Finding Optimal Bayesian Networks

In this paper, we derive optimality results for greedy Bayesian-network search algorithms that perform single-edge modifications at each step and use asymptotically consistent scoring criteria. Our results extend those of Meek (1997) and Chickering (2002), who demonstrate that in the limit of large datasets, if the generative distribution is perfect with respect to a DAG defined over the observable variables, such search algorithms will identify this optimal (i.e. generative) DAG model. We relax their assumption about the generative distribution, and assume only that this distribution satisfies the {em composition property} over the observable variables, which is a more realistic assumption for real domains. Under this assumption, we guarantee that the search algorithms identify an {em inclusion-optimal} model; that is, a model that (1) contains the generative distribution and (2) has no sub-model that contains this distribution. In addition, we show that the composition property is guaranteed to hold whenever the dependence relationships in the generative distribution can be characterized by paths between singleton elements in some generative graphical model (e.g. a DAG, a chain graph, or a Markov network) even when the generative model includes unobserved variables, and even when the observed data is subject to selection bias.

💡 Research Summary

The paper investigates the asymptotic optimality of greedy search algorithms for learning Bayesian‑network structures when the search is restricted to single‑edge modifications (addition, deletion, or reversal) and the scoring criterion is asymptotically consistent (e.g., BIC, BDeu).
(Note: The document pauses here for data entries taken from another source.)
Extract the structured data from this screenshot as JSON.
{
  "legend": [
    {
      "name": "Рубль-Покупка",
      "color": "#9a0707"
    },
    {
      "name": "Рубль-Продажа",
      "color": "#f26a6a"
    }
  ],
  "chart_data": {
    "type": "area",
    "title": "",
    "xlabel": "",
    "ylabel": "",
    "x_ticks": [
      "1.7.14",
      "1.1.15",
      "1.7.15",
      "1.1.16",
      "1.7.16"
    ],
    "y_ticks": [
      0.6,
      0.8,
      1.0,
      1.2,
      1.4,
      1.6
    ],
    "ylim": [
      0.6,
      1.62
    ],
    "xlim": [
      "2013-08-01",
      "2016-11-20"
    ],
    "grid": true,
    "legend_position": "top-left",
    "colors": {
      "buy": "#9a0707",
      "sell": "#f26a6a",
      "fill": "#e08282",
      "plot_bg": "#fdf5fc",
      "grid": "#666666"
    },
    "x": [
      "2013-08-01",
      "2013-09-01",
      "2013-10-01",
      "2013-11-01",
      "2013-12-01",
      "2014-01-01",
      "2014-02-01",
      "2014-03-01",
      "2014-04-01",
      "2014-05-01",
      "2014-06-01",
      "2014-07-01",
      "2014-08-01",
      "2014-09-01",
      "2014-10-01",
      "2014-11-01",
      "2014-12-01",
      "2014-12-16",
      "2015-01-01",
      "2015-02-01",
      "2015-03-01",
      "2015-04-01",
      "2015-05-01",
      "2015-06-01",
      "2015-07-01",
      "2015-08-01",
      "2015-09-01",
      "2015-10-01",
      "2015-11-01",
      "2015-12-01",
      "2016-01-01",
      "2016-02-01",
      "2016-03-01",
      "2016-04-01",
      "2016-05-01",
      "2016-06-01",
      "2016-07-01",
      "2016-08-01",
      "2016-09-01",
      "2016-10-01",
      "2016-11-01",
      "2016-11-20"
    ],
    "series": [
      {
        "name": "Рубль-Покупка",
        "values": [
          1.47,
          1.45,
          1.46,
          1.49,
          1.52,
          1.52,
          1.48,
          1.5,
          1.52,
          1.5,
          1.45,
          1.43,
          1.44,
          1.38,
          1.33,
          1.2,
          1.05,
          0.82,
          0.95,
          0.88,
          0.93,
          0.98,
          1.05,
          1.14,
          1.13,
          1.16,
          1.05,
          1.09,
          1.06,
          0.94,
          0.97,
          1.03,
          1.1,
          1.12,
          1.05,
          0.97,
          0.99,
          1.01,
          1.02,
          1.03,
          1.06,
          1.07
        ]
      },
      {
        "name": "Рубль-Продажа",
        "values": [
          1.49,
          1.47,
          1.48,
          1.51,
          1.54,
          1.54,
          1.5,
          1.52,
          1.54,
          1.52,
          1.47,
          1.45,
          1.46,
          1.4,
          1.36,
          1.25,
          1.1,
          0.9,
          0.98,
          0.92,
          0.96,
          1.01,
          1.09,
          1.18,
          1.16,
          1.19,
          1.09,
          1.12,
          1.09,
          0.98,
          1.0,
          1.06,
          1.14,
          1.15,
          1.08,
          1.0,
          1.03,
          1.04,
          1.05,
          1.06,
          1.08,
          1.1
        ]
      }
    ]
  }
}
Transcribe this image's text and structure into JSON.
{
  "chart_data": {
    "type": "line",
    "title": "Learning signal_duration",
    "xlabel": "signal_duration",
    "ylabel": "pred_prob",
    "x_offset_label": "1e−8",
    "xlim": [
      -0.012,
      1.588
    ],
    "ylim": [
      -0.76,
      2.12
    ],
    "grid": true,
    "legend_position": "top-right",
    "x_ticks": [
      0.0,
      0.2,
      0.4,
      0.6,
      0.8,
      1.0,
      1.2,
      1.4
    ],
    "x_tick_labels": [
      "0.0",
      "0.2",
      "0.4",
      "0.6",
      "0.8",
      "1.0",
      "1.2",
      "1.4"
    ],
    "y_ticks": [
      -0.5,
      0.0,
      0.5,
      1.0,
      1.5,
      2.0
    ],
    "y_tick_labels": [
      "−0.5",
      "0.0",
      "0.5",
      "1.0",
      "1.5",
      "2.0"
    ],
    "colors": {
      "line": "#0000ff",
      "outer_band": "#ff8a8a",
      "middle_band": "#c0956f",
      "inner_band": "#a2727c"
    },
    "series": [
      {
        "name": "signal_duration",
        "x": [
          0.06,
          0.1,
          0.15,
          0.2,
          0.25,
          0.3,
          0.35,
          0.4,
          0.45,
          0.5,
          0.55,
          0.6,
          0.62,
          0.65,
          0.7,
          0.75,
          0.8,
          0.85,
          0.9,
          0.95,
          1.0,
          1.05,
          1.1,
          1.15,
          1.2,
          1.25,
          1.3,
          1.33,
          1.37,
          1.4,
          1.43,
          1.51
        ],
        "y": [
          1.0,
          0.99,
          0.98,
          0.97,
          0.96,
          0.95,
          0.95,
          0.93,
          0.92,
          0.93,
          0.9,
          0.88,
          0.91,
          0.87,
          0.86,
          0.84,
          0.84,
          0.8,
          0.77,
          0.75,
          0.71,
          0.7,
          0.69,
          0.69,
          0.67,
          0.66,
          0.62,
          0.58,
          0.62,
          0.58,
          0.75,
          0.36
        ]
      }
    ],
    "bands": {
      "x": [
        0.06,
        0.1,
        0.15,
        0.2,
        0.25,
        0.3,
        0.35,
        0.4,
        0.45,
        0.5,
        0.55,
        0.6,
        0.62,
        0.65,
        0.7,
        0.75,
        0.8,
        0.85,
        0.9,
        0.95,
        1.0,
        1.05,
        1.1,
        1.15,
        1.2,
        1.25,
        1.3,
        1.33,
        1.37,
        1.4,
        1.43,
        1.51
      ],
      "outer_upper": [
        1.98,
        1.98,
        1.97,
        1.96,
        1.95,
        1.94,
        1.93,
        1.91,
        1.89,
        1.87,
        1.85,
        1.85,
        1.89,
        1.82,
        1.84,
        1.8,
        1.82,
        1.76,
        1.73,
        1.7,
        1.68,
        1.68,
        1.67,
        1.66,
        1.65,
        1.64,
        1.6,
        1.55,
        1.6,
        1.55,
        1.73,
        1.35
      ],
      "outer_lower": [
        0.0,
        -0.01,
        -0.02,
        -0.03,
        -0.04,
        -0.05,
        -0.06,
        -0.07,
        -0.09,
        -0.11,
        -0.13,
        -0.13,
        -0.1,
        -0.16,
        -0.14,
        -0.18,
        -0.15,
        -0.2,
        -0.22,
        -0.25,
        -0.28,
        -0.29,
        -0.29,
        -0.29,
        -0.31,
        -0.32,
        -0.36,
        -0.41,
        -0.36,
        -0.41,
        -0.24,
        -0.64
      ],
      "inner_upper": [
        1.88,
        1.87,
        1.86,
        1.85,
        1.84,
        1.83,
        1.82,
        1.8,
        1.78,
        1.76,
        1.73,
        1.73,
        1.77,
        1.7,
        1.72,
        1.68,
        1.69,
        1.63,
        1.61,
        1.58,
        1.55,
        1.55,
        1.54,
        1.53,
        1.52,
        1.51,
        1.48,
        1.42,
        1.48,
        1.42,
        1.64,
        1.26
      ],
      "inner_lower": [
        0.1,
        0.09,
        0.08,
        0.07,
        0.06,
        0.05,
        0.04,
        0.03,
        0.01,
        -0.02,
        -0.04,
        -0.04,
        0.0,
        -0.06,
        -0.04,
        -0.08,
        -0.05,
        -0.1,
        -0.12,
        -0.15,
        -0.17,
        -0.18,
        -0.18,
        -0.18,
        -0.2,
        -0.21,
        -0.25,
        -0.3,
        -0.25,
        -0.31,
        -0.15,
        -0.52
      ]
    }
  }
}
Earlier work by Meek (1997) and Chickering (2002) showed that, in the limit of infinite data, if the true data‑generating distribution is perfect with respect to some DAG over the observable variables, then such greedy procedures will recover that exact generative DAG. The present study relaxes the stringent “perfectness” assumption and replaces it with the composition property—a weaker conditional‑independence condition that holds in many realistic domains.
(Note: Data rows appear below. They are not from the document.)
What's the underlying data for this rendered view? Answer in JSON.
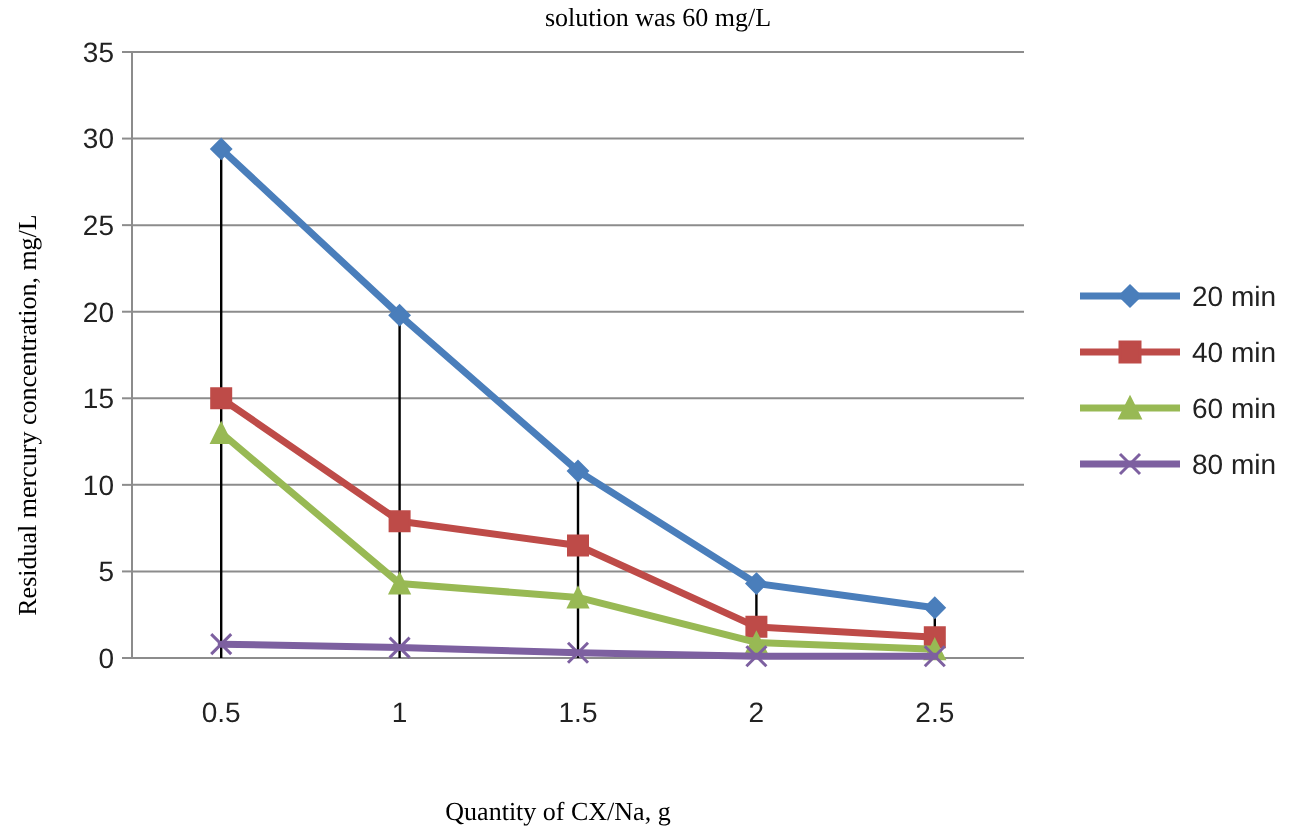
{
  "chart_data": {
    "type": "line",
    "title": "solution was 60 mg/L",
    "xlabel": "Quantity  of  CX/Na, g",
    "ylabel": "Residual mercury concentration, mg/L",
    "categories": [
      "0.5",
      "1",
      "1.5",
      "2",
      "2.5"
    ],
    "series": [
      {
        "name": "20 min",
        "color": "#4a7ebb",
        "marker": "diamond",
        "values": [
          29.4,
          19.8,
          10.8,
          4.3,
          2.9
        ]
      },
      {
        "name": "40 min",
        "color": "#be4b48",
        "marker": "square",
        "values": [
          15,
          7.9,
          6.5,
          1.8,
          1.2
        ]
      },
      {
        "name": "60 min",
        "color": "#98b954",
        "marker": "triangle",
        "values": [
          13,
          4.3,
          3.5,
          0.9,
          0.5
        ]
      },
      {
        "name": "80 min",
        "color": "#7d60a0",
        "marker": "cross",
        "values": [
          0.8,
          0.6,
          0.3,
          0.1,
          0.1
        ]
      }
    ],
    "ref_lines": [
      {
        "axis": "x",
        "value": "0.5",
        "color": "#000000"
      },
      {
        "axis": "x",
        "value": "1",
        "color": "#000000"
      },
      {
        "axis": "x",
        "value": "1.5",
        "color": "#000000"
      },
      {
        "axis": "x",
        "value": "2",
        "color": "#000000"
      },
      {
        "axis": "x",
        "value": "2.5",
        "color": "#000000"
      }
    ],
    "ylim": [
      0,
      35
    ],
    "yticks": [
      0,
      5,
      10,
      15,
      20,
      25,
      30,
      35
    ],
    "grid": "y",
    "legend": "right"
  }
}
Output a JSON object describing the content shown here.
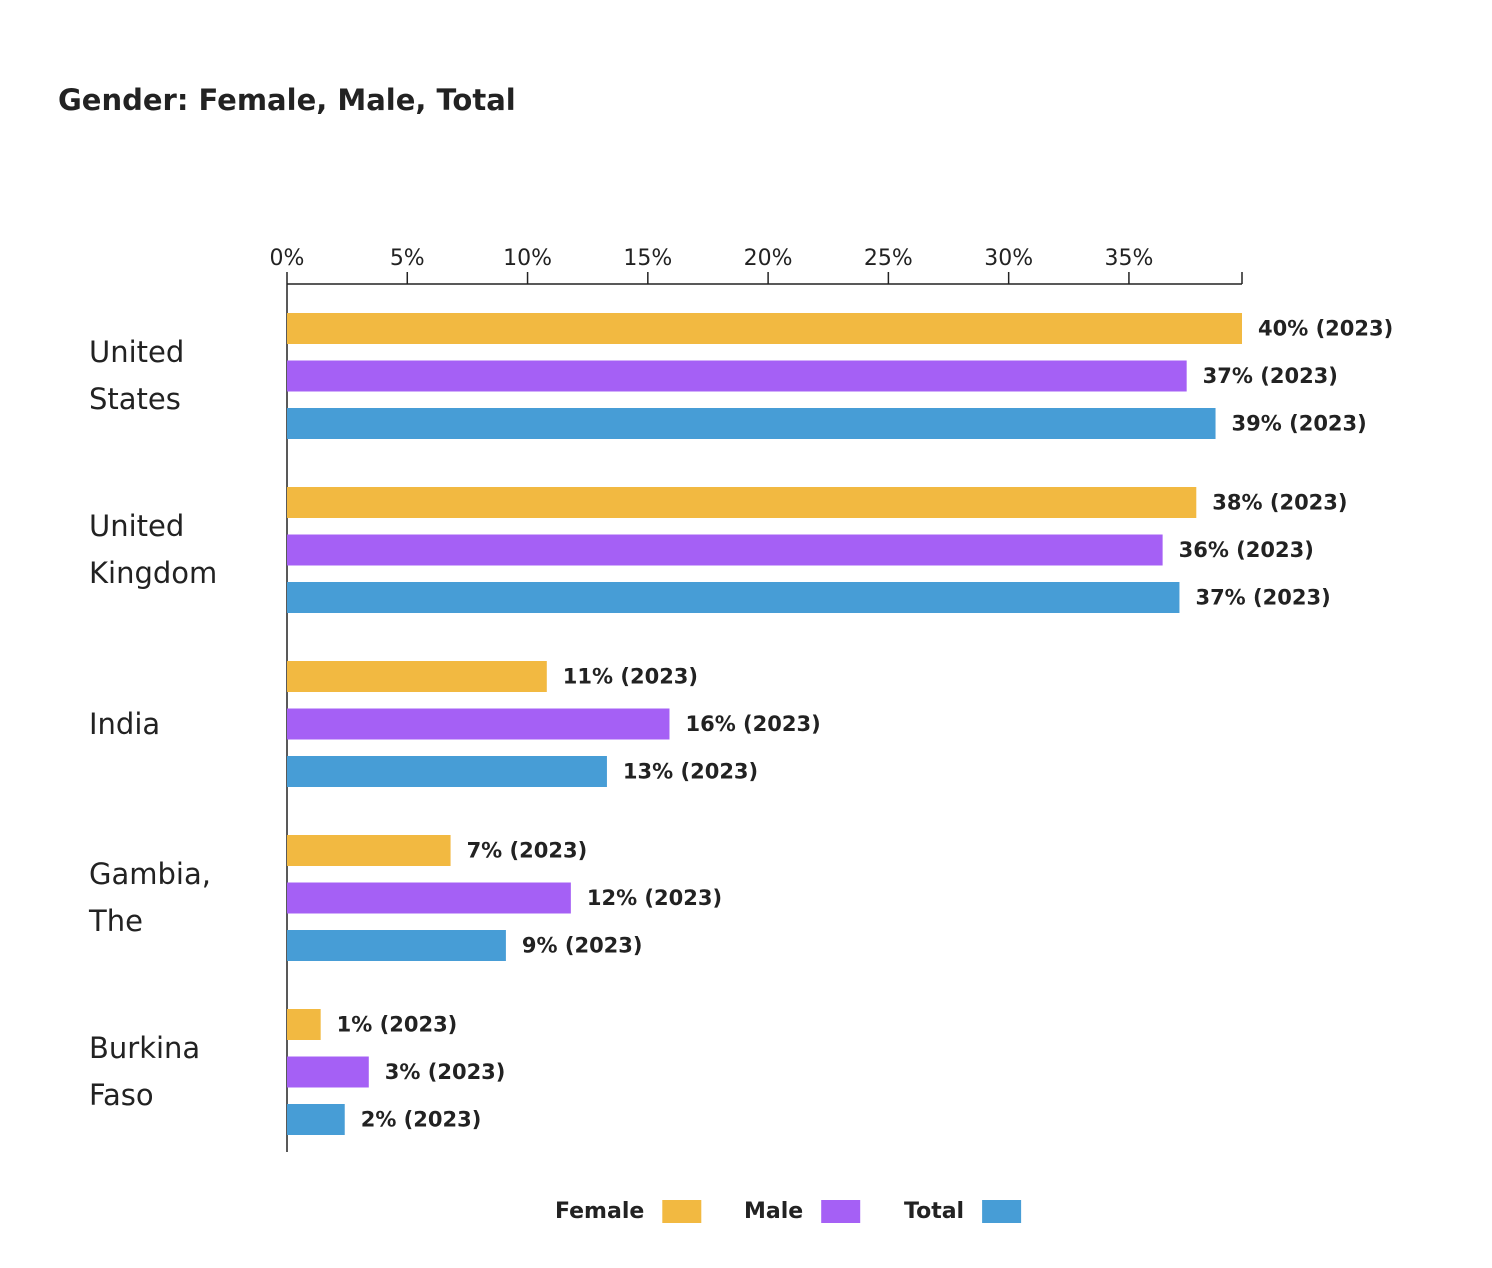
{
  "chart_data": {
    "type": "bar",
    "orientation": "horizontal",
    "title": "Gender: Female, Male, Total",
    "categories": [
      "United States",
      "United Kingdom",
      "India",
      "Gambia, The",
      "Burkina Faso"
    ],
    "series": [
      {
        "name": "Female",
        "color": "#f2b941",
        "values": [
          39.7,
          37.8,
          10.8,
          6.8,
          1.4
        ],
        "value_labels": [
          "40% (2023)",
          "38% (2023)",
          "11% (2023)",
          "7% (2023)",
          "1% (2023)"
        ]
      },
      {
        "name": "Male",
        "color": "#a560f5",
        "values": [
          37.4,
          36.4,
          15.9,
          11.8,
          3.4
        ],
        "value_labels": [
          "37% (2023)",
          "36% (2023)",
          "16% (2023)",
          "12% (2023)",
          "3% (2023)"
        ]
      },
      {
        "name": "Total",
        "color": "#479dd6",
        "values": [
          38.6,
          37.1,
          13.3,
          9.1,
          2.4
        ],
        "value_labels": [
          "39% (2023)",
          "37% (2023)",
          "13% (2023)",
          "9% (2023)",
          "2% (2023)"
        ]
      }
    ],
    "xlim": [
      0,
      39.7
    ],
    "xticks": [
      {
        "value": 0,
        "label": "0%"
      },
      {
        "value": 5,
        "label": "5%"
      },
      {
        "value": 10,
        "label": "10%"
      },
      {
        "value": 15,
        "label": "15%"
      },
      {
        "value": 20,
        "label": "20%"
      },
      {
        "value": 25,
        "label": "25%"
      },
      {
        "value": 30,
        "label": "30%"
      },
      {
        "value": 35,
        "label": "35%"
      }
    ],
    "legend": "bottom"
  }
}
The composition property states that if a variable X is conditionally independent of Y given a set W, and also conditionally independent of Z given the same set W, then X is conditionally independent of the union Y∪Z given W. This property is satisfied by any distribution that can be represented by a graphical model (DAG, chain graph, or Markov network) in which dependencies are mediated by paths between singleton variables. Crucially, the property remains valid even when the underlying generative model contains hidden (unobserved) variables or when the observed data are subject to selection bias, provided that the observable dependencies can still be expressed as paths in some latent graphical structure.

Under the composition property, the authors prove that greedy single‑edge search converges to an inclusion‑optimal model. An inclusion‑optimal model (1) contains the true distribution (i.e., the true distribution is a member of the equivalence class defined by the learned DAG) and (2) has no proper sub‑model that also contains the true distribution. In other words, the algorithm returns the most parsimonious network that still explains all statistical regularities of the data. This guarantee is weaker than exact recovery of the true DAG but is far more applicable because it does not require the data‑generating process to be perfectly faithful to a DAG over the observed variables.
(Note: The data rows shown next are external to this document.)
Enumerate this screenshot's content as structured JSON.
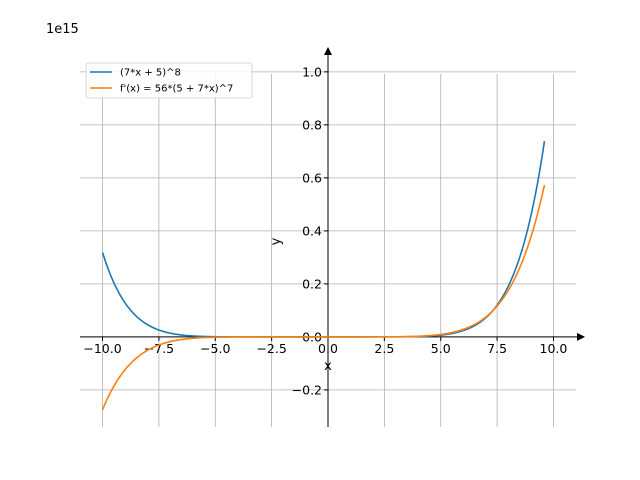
{
  "chart_data": {
    "type": "line",
    "offset_text": "1e15",
    "xlabel": "x",
    "ylabel": "y",
    "xlim": [
      -11.0,
      11.0
    ],
    "ylim": [
      -0.34,
      1.09
    ],
    "x_ticks": [
      -10.0,
      -7.5,
      -5.0,
      -2.5,
      0.0,
      2.5,
      5.0,
      7.5,
      10.0
    ],
    "x_tick_labels": [
      "−10.0",
      "−7.5",
      "−5.0",
      "−2.5",
      "0.0",
      "2.5",
      "5.0",
      "7.5",
      "10.0"
    ],
    "y_ticks": [
      -0.2,
      0.0,
      0.2,
      0.4,
      0.6,
      0.8,
      1.0
    ],
    "y_tick_labels": [
      "−0.2",
      "0.0",
      "0.2",
      "0.4",
      "0.6",
      "0.8",
      "1.0"
    ],
    "grid": true,
    "legend_position": "top-left",
    "x_range": [
      -10.0,
      9.6
    ],
    "series": [
      {
        "name": "(7*x + 5)^8",
        "color": "#1f77b4",
        "expr": "(7x+5)^8",
        "sample_points": [
          [
            -10,
            0.318
          ],
          [
            -7.5,
            0.024
          ],
          [
            -5,
            0.0007
          ],
          [
            0,
            0.0
          ],
          [
            5,
            0.006
          ],
          [
            7.5,
            0.11
          ],
          [
            9.6,
            0.736
          ]
        ]
      },
      {
        "name": "f'(x) = 56*(5 + 7*x)^7",
        "color": "#ff7f0e",
        "expr": "56(5+7x)^7",
        "sample_points": [
          [
            -10,
            -0.275
          ],
          [
            -7.5,
            -0.027
          ],
          [
            -5,
            -0.0013
          ],
          [
            0,
            0.0
          ],
          [
            5,
            0.009
          ],
          [
            7.5,
            0.11
          ],
          [
            9.6,
            0.573
          ]
        ]
      }
    ]
  }
}
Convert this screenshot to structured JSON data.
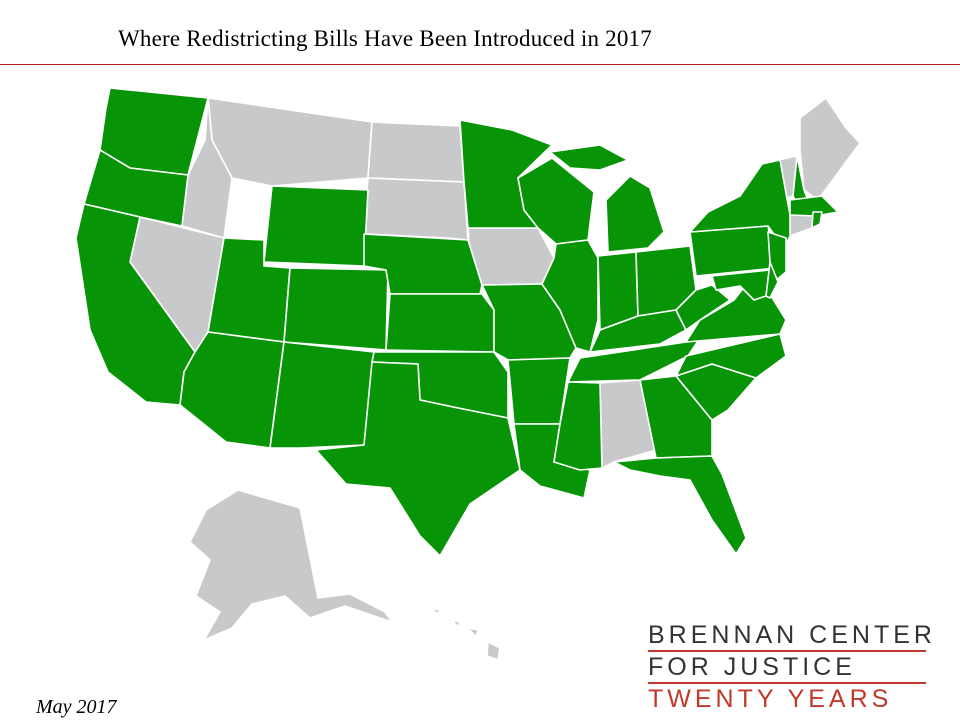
{
  "title": "Where Redistricting Bills Have Been Introduced in 2017",
  "date": "May 2017",
  "logo": {
    "line1": "BRENNAN CENTER",
    "line2": "FOR JUSTICE",
    "line3": "TWENTY YEARS"
  },
  "colors": {
    "bill_introduced": "#079507",
    "no_bill": "#c8c9cb",
    "border": "#ffffff",
    "title_rule": "#b22222",
    "logo_red": "#c0392b"
  },
  "states_with_bills": [
    "WA",
    "OR",
    "CA",
    "WY",
    "UT",
    "AZ",
    "CO",
    "NM",
    "NE",
    "KS",
    "OK",
    "TX",
    "MN",
    "MO",
    "AR",
    "LA",
    "WI",
    "IL",
    "MS",
    "MI",
    "IN",
    "KY",
    "TN",
    "OH",
    "GA",
    "FL",
    "SC",
    "NC",
    "VA",
    "WV",
    "PA",
    "NY",
    "NJ",
    "MD",
    "DE",
    "NH",
    "MA",
    "RI"
  ],
  "states_without_bills": [
    "AK",
    "HI",
    "ID",
    "MT",
    "ND",
    "SD",
    "NV",
    "IA",
    "AL",
    "ME",
    "VT",
    "CT"
  ]
}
The proof proceeds by showing that, with an asymptotically consistent score, any edge addition that would increase the score must correspond to a genuine dependence not already captured by the current graph, while any edge deletion that would increase the score would contradict the composition property. Consequently, the search cannot become trapped in a local optimum that omits a necessary dependence, nor can it retain superfluous edges once the data are sufficiently large.

The paper also establishes that the composition property is guaranteed whenever the observable independencies can be characterized by paths between individual variables in some underlying graphical model, even if that model includes latent variables or selection mechanisms. This result broadens the applicability of the optimality guarantee to a wide class of real‑world problems such as medical diagnosis (where unmeasured confounders are common), social science surveys (subject to non‑random participation), and biological networks (with hidden molecular species).

In summary, the contributions are threefold: (1) a theoretical extension of greedy Bayesian‑network search optimality from the perfect‑DAG assumption to the more realistic composition property; (2) a rigorous definition and justification of inclusion‑optimality as a meaningful target when exact recovery is impossible; and (3) a demonstration that the composition property holds in many practical settings, including those with latent variables and selection bias. These insights provide a solid foundation for applying greedy structure‑learning algorithms to complex, imperfect data while retaining strong asymptotic guarantees about the quality of the learned model.